Speaking at a business briefing on hosting, IDC services research manager Phil Allen said that future IT hosting models must aim to reduce costs and maximise innovation for businesses. Currently, many in Australia were cutting costs while letting innovation slide.
"The average percentage of the IT budget spent on innovation is 20 percent, with 80 percent spent on cost reductions," he said.
"It's just not a big enough share. We just haven't got the balance right."
Allen said too much money was still being spent on doing the same things better, rather than doing better things in the first place.
To help businesses do better things, outsourcers needed to work towards, among other things, more flexible sourcing and cost models.
"That's something for the future really. It would be great if you could have a relationship with an external service provider, and bill it by business outcomes," Allen said.
Allen said outsourcers could eventually be paid by the number of new customer acquisitions or the increased share of wallet, for example.
Customers could bill by something that really mattered to them and drew a clearer line between selective sourcing and a resultant business benefit, he said.
"But for that to happen, a whole lot of things needs to happen first. You need to know how much technology you're using and start sharing all that information," he said.
"These are ideas about the direction of change and the things you should be doing to move forward."
Businesses -- and by extension, service providers -- needed to learn to ask better questions about IT infrastructure and its relationship to the business, he said.
Improved analysis of IT and customer needs should be used to fine tune service offerings in the direction of greater flexibility, Allen suggested.
Peter Goldrick, managing director at corporate learning and development outsourcer -- and user of a managed IT service -- BizEd Services, said Service Level Agreements (SLAs) were already becoming redundant.

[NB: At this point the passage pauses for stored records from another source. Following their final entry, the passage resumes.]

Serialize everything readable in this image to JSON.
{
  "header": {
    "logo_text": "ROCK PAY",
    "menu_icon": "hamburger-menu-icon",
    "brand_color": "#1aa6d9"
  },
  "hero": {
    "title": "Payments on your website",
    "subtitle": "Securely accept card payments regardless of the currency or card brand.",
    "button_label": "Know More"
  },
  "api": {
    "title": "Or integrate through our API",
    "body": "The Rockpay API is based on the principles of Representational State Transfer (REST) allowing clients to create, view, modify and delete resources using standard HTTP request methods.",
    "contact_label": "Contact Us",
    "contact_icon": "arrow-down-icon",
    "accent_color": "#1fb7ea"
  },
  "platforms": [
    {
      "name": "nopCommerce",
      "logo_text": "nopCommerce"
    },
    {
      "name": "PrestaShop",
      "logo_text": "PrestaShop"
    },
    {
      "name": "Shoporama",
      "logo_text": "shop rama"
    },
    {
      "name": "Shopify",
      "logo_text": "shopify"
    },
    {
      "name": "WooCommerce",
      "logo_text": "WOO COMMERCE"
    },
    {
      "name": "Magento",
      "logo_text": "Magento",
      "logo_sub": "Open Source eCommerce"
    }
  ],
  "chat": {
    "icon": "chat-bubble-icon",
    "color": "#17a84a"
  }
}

If the contract and related SLAs had to be pulled out and examined once the deal was up and running, something had already gone wrong, he said.
"Metrics and contracts are only useful when all else fails," Goldrick said.
Glen Noble, general manager of hosting at managed services provider Macquarie Telecom, said SLAs were already being replaced by Service Level Guarantees (SLGs), that tied the outsourcer's role much more tightly to business outcomes.